4. En deuxième lieu, l'arrêté attaqué énonce les considérations de droit et de fait qui fondent les décisions qu'il comporte et qui sont, par suite, suffisamment motivées.

5. En troisième lieu, il ne ressort pas des pièces du dossier, et notamment pas des termes de l'arrêté attaqué, que la préfète du Val-de-Marne se serait abstenue de procéder à un examen particulier de la situation personnelle de M. A avant de prendre à son encontre les décisions attaquées.

6. En troisième lieu, lorsqu'il présente une demande d'asile, l'étranger, en raison même de l'accomplissement de cette démarche, qui tend à son maintien régulier sur le territoire français sur ce fondement, ne saurait ignorer que, en cas de rejet de sa demande, il pourra faire l'objet, le cas échéant, d'un refus d'admission au séjour et, lorsque la reconnaissance de la qualité de réfugié ou le bénéfice de la protection subsidiaire lui a été refusé, d'une mesure d'éloignement du territoire français. Il lui appartient, lors du dépôt de sa demande d'asile, lequel doit en principe faire l'objet d'une présentation personnelle du demandeur en préfecture, d'apporter à l'administration toutes les précisions qu'il juge utiles et notamment celles de nature à permettre à l'administration d'apprécier son droit au séjour au regard d'autres fondements que celui de l'asile. Il lui est loisible, au cours de l'instruction de sa demande, de faire valoir auprès de l'administration toute observation complémentaire utile, au besoin en faisant état d'éléments nouveaux. Le droit de l'intéressé d'être entendu, ainsi satisfait avant que n'intervienne le refus de sa demande, n'impose pas à l'autorité administrative de mettre l'intéressé à même de réitérer ses observations ou de présenter de nouvelles observations, de façon spécifique, sur l'obligation de quitter le territoire français qui est prise concomitamment et en conséquence du refus d'asile. Il est par ailleurs loisible à l'intéressé, au cours de l'instruction de sa demande, de faire valoir auprès de l'administration toute observation complémentaire utile, au besoin en faisant état d'éléments nouveaux.

7. En l'espèce, il ressort des pièces du dossier que M. A a sollicité la délivrance d'un titre de séjour en qualité de réfugié. Il lui appartenait de présenter ses observations à l'administration, au besoin au cours de l'instruction de sa demande, sans que la préfète ait à le solliciter expressément. Par ailleurs, il n'est pas établi ni même allégué que M. A aurait été empêché d'informer les services de la préfecture des éléments pertinents relatifs à sa situation personnelle avant que ne soient prises à son encontre les décisions qu'il conteste et qui, s'ils avaient pu être communiqués en temps utile, auraient été de nature à influer sur le sens de ces décisions. M. A n'est, par suite, pas fondé à soutenir que son droit d'être entendu aurait été méconnu avant que ne soit pris l'arrêté litigieux.

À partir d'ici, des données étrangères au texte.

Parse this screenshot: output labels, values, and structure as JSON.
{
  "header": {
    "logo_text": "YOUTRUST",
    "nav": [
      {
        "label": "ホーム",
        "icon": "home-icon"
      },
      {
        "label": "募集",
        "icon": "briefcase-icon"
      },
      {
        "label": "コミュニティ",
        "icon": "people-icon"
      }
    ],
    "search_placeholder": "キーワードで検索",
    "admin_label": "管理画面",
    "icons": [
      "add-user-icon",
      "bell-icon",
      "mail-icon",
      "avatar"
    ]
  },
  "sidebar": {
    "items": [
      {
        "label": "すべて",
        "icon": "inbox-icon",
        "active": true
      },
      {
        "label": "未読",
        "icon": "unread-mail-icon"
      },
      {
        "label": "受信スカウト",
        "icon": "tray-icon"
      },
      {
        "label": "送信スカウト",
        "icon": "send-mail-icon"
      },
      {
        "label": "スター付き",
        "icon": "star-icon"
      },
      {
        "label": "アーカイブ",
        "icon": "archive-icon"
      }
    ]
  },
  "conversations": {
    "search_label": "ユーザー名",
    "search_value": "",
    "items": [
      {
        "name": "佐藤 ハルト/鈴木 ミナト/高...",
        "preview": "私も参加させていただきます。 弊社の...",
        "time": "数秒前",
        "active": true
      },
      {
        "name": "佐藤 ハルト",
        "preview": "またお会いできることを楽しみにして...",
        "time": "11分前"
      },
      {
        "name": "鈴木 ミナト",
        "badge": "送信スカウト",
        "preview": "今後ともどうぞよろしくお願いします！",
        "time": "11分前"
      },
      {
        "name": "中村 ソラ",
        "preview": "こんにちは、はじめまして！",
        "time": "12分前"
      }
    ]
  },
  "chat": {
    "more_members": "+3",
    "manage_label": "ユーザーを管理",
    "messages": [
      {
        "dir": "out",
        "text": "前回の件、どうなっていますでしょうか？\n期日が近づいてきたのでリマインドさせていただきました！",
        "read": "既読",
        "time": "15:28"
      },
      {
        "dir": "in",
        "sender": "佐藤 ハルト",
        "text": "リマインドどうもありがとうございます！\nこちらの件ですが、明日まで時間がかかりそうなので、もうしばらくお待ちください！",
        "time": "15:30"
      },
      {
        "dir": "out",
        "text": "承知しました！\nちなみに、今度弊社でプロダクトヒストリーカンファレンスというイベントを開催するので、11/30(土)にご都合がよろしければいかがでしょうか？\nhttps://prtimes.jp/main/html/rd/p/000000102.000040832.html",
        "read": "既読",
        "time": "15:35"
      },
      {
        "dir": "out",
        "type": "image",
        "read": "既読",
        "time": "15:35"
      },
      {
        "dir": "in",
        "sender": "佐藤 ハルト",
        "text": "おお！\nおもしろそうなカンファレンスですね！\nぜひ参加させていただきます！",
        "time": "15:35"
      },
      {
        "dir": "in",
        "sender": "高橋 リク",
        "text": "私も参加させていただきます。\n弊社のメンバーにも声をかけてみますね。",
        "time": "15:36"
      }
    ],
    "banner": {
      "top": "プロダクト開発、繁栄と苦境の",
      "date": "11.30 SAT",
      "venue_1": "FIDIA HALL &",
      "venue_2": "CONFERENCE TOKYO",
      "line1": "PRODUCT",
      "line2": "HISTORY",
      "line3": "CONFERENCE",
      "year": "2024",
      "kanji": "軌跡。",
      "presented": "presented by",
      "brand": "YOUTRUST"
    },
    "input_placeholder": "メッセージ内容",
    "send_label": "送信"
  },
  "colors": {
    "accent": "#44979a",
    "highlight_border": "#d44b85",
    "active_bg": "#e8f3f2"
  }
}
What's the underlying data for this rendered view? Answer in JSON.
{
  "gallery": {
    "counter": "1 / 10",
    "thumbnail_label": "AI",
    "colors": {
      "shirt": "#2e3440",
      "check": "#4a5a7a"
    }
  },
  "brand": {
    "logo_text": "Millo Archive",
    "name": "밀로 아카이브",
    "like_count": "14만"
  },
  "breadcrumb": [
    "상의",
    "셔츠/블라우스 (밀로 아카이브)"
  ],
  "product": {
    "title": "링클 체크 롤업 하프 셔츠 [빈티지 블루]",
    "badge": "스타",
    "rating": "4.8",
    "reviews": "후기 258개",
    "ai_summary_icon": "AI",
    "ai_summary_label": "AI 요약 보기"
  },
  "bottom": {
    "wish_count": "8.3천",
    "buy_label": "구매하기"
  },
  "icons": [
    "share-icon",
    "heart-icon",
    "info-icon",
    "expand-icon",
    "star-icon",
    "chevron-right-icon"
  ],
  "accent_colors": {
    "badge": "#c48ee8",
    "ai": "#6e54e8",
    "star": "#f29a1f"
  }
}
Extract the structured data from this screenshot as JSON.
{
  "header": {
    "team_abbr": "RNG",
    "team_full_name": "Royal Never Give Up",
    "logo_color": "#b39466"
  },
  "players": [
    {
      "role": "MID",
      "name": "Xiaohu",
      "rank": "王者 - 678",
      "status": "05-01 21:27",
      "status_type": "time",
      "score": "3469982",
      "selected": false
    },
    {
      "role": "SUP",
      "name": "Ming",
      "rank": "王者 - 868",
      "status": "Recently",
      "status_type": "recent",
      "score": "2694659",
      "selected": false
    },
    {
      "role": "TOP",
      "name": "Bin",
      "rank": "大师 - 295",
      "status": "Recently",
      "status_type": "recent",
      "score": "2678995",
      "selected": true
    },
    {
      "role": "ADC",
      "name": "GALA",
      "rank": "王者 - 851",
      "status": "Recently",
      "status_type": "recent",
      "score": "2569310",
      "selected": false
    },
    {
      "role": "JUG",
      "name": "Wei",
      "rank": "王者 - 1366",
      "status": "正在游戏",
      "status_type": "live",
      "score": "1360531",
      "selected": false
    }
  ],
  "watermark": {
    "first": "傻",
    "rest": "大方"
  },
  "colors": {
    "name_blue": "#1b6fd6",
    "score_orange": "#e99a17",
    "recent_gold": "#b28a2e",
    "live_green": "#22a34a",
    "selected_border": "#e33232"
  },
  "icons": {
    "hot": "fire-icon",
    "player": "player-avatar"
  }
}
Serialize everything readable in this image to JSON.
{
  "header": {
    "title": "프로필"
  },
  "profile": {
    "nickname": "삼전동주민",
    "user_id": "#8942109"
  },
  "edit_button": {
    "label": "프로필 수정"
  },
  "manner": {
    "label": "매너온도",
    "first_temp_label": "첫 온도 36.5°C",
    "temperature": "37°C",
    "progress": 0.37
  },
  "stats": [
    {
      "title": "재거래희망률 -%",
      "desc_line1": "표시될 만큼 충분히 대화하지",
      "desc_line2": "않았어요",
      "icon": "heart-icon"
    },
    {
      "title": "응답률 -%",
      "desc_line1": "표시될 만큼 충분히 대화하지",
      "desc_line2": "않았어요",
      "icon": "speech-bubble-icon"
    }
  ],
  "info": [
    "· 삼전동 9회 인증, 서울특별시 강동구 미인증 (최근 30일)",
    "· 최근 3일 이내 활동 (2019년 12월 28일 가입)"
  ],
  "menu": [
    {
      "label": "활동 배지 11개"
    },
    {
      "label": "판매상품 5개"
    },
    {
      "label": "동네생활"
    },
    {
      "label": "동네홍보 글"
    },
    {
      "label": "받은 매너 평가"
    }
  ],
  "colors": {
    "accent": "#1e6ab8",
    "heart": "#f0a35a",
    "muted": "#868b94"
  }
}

8. En quatrième lieu, le moyen tiré, par la voie de l'exception, de l'illégalité d'une décision de refus de séjour intervenue le 11 juillet 2022 est inopérant dès lors, d'une part, qu'il ne ressort pas des pièces du dossier qu'un tel refus serait intervenu et, d'autre part, que la décision portant obligation de quitter le territoire français a été prise sur le fondement des dispositions du 4° de l'article L. 611-1 du code de l'entrée et du séjour des étrangers et du droit d'asile à la suite du rejet de la demande d'asile de M. A, et non sur le fondement de celles du 3° du même article à la suite d'un refus de titre de séjour.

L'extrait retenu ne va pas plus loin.